Hip involvement in ankylosing spondylitis (AS) is a common and disabling problem. The clinical and x-ray records of 87 patients with definite AS (Rome criteria) were examined to define and characterize their hip disease. Clinical hip disease was present in 33 cases (38%), was usually bilateral (91%), and tended to begin early in the disease course; it was the cause of 50% of the Class III and IV disability in the entire study group. Typical findings included regional pain, limitation of motion, muscle atrophy, and flexion contractures. Radiologic hip abnormalities occurred in 42 cases (48%). The radiographic pattern was distinctive when compared to that in two control groups and included axial migration of the femoral head (63%), concentric joint space narrowing (50%), rufflike femoral osteophytosis (36%), and protrusio acetabuli (30%). Eight patients required bilateral hip surgery. Para-articular ossification occurred in 8 of 16 replaced hips; in 5 of 8 hips it caused clinical immobility. This potentially serious complication may limit the usefulness of hip arthroplasty in some AS patients.

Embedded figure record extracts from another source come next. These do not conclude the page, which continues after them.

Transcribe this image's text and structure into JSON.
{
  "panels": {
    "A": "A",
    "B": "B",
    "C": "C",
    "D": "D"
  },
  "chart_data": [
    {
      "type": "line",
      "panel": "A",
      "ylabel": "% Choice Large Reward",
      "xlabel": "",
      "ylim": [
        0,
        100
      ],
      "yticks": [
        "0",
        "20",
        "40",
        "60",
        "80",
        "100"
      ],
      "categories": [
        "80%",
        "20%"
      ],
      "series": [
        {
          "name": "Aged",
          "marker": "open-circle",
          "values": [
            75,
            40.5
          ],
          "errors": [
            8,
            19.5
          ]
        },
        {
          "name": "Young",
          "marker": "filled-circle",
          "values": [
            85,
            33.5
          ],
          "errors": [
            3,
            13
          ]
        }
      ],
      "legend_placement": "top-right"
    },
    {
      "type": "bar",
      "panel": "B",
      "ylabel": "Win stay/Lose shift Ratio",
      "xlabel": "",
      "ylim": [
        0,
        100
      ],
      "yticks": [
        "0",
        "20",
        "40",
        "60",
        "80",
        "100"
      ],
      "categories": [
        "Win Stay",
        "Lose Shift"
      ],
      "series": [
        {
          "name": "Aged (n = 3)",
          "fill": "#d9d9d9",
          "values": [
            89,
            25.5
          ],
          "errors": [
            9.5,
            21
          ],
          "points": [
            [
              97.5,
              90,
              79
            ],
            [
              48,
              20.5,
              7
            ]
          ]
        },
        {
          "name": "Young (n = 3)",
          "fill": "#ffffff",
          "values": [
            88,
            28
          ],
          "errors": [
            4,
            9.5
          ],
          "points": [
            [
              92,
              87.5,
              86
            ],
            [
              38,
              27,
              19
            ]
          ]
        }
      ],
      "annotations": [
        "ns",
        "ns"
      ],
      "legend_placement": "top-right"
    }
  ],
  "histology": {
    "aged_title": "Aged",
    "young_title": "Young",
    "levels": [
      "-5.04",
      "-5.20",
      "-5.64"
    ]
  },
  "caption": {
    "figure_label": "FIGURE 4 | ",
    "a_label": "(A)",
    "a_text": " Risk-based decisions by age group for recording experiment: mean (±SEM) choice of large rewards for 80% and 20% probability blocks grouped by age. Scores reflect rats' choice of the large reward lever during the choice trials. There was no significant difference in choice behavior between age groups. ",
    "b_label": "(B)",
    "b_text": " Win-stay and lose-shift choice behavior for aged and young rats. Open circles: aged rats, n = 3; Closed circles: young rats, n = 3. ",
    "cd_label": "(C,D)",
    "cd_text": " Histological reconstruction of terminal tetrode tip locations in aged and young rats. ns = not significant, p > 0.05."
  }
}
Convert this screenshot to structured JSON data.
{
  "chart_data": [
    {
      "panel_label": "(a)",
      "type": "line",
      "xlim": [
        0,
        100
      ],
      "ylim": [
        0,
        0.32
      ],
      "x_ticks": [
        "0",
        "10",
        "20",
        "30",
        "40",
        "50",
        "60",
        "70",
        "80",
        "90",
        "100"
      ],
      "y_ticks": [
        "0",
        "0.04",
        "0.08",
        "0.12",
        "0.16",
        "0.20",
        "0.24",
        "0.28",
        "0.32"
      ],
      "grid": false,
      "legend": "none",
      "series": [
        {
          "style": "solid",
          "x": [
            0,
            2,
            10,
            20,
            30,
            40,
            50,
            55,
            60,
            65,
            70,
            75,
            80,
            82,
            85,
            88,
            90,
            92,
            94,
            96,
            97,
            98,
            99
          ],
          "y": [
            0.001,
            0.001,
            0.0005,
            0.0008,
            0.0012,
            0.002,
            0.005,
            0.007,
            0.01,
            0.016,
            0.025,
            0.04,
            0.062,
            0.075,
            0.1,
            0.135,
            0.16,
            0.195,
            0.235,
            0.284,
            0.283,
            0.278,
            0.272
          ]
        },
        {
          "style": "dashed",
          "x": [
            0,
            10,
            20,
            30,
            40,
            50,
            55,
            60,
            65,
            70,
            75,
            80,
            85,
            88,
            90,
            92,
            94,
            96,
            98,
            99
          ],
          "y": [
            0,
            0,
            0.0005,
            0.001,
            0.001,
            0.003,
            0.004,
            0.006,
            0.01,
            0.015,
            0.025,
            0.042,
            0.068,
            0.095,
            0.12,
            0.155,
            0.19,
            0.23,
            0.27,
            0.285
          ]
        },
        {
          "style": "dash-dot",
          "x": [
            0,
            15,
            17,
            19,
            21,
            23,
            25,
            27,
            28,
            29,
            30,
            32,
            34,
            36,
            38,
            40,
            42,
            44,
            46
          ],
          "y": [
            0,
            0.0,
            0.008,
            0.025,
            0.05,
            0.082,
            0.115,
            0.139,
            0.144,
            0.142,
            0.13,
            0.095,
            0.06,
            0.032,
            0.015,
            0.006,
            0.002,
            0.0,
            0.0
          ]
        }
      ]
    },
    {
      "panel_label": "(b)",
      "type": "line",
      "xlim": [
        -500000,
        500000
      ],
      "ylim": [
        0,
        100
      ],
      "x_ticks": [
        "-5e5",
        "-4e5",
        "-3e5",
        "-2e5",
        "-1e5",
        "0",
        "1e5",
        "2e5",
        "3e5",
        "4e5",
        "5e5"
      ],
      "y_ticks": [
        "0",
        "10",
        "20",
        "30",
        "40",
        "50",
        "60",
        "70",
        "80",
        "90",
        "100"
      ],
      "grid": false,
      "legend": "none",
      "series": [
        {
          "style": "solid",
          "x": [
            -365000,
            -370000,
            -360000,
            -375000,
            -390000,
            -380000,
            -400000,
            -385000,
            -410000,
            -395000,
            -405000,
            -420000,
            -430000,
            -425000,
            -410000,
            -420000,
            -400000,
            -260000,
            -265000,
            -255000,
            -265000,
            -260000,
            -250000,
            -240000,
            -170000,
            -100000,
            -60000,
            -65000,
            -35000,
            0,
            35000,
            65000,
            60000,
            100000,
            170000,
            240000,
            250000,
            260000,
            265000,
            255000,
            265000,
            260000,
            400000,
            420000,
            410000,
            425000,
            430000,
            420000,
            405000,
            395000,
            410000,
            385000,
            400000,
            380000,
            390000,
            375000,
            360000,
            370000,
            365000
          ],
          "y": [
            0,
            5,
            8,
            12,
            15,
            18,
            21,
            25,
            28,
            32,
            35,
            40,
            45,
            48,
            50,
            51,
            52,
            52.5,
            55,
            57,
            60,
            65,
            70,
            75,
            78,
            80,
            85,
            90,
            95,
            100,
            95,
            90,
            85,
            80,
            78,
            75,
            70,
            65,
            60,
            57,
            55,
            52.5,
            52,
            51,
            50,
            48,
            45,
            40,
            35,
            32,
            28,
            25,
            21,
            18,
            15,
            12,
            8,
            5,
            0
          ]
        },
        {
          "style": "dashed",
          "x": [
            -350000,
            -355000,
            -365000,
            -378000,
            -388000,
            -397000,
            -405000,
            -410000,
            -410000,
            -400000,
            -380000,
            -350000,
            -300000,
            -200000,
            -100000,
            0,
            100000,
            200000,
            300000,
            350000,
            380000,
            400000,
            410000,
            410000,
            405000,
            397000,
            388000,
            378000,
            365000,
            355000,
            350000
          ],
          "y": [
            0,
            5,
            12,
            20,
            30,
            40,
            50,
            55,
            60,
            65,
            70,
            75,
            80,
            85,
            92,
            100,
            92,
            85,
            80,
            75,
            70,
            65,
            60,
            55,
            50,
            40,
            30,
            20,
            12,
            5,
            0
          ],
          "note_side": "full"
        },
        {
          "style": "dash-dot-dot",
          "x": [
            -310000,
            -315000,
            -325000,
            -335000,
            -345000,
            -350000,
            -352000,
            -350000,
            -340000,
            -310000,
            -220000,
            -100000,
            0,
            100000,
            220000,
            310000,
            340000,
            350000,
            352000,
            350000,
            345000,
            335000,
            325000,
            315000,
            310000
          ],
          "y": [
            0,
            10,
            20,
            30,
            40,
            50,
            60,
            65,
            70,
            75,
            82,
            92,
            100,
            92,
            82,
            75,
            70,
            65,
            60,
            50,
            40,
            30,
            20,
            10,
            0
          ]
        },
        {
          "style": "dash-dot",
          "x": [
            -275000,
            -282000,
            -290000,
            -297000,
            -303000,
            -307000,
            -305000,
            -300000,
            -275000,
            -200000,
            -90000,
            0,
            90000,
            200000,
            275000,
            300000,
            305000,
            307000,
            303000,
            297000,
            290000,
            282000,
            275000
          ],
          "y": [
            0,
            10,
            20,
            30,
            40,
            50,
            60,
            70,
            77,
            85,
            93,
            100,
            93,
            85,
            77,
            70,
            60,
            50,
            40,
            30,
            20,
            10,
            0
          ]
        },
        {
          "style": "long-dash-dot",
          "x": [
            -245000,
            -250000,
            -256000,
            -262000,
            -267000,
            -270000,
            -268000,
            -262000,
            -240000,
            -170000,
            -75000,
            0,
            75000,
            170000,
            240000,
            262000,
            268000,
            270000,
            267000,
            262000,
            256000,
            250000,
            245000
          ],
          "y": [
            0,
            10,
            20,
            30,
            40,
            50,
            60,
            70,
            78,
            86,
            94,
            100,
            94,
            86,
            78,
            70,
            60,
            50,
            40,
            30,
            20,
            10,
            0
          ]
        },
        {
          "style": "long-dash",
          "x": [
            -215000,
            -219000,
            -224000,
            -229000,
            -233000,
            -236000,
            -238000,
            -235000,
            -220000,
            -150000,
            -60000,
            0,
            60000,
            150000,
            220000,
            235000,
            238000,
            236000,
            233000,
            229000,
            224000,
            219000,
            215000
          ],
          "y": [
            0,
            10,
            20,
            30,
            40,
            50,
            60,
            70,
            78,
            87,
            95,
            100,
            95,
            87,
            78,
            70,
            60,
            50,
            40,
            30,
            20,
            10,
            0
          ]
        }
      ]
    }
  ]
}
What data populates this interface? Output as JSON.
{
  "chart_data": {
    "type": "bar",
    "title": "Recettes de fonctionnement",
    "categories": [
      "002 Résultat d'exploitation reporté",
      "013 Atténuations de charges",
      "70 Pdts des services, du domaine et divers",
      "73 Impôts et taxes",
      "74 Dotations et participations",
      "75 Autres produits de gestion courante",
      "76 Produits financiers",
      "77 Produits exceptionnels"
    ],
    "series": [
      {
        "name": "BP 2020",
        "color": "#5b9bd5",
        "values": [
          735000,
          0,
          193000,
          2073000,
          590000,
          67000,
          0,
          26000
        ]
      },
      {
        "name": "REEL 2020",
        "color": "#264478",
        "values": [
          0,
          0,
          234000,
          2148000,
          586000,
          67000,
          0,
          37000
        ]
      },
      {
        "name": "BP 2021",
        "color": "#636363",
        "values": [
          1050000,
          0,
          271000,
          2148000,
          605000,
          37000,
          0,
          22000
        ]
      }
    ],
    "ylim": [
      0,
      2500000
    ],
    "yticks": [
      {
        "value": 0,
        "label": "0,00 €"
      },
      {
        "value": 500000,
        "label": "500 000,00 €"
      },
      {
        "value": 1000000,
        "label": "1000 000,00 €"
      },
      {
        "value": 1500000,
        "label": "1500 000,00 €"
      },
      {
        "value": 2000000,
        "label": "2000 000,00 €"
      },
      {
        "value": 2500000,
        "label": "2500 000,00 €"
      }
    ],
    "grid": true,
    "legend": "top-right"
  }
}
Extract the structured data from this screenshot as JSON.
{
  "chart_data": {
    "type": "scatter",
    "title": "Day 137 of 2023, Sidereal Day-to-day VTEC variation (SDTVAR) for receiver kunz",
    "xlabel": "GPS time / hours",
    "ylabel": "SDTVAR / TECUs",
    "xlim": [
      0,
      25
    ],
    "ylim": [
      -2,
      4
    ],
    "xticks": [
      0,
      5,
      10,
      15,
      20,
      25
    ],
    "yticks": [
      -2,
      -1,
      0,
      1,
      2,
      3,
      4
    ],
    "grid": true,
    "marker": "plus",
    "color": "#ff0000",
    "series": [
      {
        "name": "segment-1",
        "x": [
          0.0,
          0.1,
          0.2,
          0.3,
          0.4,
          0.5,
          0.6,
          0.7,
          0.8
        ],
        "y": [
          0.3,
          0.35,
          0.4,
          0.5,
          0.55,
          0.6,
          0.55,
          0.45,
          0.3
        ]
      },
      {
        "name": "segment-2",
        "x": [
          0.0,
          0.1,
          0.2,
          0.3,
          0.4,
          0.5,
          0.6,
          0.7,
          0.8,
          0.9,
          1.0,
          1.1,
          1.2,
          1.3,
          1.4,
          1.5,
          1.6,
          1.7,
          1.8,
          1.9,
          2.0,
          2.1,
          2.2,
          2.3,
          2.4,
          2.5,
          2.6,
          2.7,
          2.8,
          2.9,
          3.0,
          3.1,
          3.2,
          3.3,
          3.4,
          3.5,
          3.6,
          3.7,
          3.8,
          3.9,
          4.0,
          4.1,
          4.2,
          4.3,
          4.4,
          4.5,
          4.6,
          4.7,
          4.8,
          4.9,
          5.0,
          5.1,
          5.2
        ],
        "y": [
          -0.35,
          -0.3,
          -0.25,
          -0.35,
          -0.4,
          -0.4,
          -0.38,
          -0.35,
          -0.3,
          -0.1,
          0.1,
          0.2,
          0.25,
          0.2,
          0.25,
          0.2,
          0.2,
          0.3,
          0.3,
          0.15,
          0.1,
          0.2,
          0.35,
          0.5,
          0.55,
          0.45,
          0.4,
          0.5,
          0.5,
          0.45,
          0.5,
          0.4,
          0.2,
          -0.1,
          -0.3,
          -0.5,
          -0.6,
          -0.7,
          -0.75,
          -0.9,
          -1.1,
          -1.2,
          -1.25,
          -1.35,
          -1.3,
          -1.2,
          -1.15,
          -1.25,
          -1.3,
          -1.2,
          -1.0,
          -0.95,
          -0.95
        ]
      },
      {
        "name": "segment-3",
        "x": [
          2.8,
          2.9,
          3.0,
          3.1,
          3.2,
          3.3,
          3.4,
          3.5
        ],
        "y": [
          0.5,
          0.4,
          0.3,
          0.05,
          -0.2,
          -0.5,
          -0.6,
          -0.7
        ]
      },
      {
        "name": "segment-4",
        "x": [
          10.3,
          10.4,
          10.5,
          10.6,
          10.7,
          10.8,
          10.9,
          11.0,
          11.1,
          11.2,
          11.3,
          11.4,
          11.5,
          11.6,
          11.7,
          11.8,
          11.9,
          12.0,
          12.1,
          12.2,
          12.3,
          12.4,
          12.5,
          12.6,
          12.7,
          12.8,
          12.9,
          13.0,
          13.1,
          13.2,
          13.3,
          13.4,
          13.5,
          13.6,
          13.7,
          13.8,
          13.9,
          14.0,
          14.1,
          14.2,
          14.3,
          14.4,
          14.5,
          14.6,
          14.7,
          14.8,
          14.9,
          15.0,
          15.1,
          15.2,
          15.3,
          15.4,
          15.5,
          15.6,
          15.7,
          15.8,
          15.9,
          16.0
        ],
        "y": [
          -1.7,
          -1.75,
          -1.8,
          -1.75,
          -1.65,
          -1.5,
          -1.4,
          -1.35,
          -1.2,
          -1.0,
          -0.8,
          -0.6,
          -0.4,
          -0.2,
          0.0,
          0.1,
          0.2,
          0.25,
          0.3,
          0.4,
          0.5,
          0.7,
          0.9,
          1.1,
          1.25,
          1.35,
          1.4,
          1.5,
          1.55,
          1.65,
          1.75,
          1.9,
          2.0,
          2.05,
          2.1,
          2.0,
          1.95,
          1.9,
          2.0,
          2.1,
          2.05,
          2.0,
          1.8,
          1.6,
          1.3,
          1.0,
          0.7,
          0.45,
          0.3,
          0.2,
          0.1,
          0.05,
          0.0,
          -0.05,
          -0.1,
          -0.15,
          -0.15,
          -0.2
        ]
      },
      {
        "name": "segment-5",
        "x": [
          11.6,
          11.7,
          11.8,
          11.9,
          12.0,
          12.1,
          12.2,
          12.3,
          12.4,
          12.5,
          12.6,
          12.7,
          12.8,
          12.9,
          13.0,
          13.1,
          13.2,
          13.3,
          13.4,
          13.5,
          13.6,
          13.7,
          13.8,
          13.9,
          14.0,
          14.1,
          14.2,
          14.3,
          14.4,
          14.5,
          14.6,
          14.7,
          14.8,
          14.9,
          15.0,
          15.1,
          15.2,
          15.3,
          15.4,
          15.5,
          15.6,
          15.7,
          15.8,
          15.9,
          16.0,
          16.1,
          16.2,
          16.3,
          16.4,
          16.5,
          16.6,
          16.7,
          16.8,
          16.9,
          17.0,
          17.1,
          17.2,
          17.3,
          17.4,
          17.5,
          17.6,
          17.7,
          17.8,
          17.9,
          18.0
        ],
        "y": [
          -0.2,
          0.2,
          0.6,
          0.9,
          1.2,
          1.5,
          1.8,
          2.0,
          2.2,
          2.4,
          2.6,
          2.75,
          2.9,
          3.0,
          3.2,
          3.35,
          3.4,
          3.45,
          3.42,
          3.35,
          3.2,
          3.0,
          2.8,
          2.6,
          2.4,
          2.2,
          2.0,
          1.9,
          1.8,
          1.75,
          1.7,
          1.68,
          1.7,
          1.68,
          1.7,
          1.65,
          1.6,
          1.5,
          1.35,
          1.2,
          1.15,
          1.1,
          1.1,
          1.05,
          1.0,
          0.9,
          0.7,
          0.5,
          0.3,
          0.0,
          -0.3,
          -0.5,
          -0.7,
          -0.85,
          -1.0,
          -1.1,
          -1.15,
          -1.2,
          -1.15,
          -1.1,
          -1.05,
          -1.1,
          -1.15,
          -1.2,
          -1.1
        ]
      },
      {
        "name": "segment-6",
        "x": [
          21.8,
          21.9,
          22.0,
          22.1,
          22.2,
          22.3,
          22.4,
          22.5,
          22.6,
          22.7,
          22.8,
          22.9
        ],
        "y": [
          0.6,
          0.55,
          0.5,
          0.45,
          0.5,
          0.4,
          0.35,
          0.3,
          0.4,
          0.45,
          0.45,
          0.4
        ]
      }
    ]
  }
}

强直性脊柱炎(AS)累及髋关节是一个常见且导致残疾的问题。对87例符合明确AS(罗马标准)患者的临床和X线记录进行检查,以明确并描述其髋关节疾病情况。33例(38%)存在临床髋关节疾病,通常为双侧(91%),且往往在疾病病程早期出现;在整个研究组中,它是导致Ⅲ级和Ⅳ级残疾的50%的原因。典型表现包括局部疼痛、活动受限、肌肉萎缩和屈曲挛缩。42例(48%)出现髋关节放射学异常。与两个对照组相比,其放射学表现具有特征性,包括股骨头轴向移位(63%)、关节间隙同心性变窄(50%)、股骨粗隆样骨赘形成(36%)和髋臼内陷(30%)。8例患者需要双侧髋关节手术。16例置换髋关节中有8例出现关节周围骨化;在8例髋关节中的5例中,它导致了临床活动障碍。这种潜在的严重并发症可能会限制髋关节置换术在某些AS患者中的应用。